BEFORE (north side location)

AFTER (north side location) … first draft

revised

BEFORE (east side location)

AFTER (east side location) … first draft

revised

I would also put a leasing office at both locations, just in case I wanted to sell them one at a time. Looking back, I’m glad I did, even if just for leasing purposes, because I am starting to observe a possible difference in lease-up between various stores with part-time hours and stores with full-time hours.

This is, of course, a development deal in disguise, but we were expected to close under a normal timeline, as the facility was full (at good rents), it was clean and in good physical shape, and was being managed nicely. 

I kept DD minimal during the contract period; title/survey/phase I – I was thrilled to not have to get a $10,000 geotech for once. Single-story self-storage involves a much thinner “load factor” than the multistory stuff I had built, and most of the property had already been built on in some way/shape/form (e.g. there was an old ranch-style house that had been used as the leasing office, there was a little building occupied by a florist, etc.).

My structural engineer said I could skip the soil analysis entirely, but I played it safe and had some test pits done by my likely sitework guy. 

response from sitework guy (crazy rainfall from hurricane Ida)

Physical inspection consisted of my GC doing a quick drive-through through each of the facilities. “Looks good!”

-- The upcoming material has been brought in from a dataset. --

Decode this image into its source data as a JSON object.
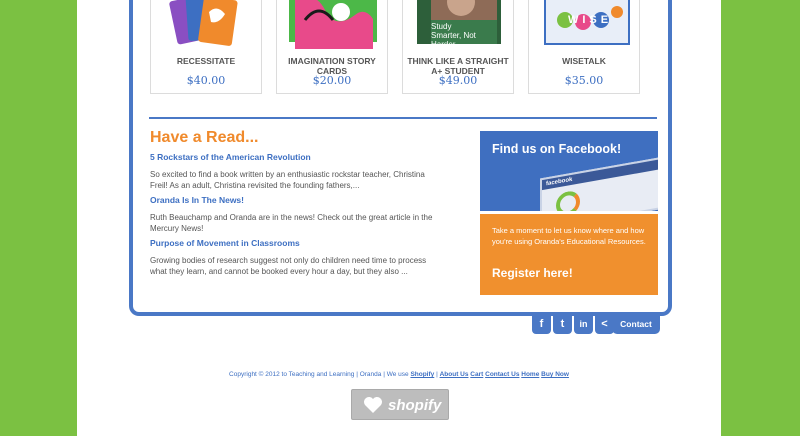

Funny side note. My capital partner was bringing a small town bank relationship, and I found out like the day before closing that they would fund “debt first,” meaning equity would come in later. Great for your IRR, because your most expensive capital is deployed for a shorter amount of time, but very annoying from an “interest reserve” standpoint if you didn’t plan for it. I had assumed debt would come in later when budgeting for carry costs. A friend of mine agreed to put a small amount of money in and kept asking when it would be needed; I think it ended up not being needed until after construction.

So we closed. Time to get designed and permitted – which ended up being a BITCH of a process.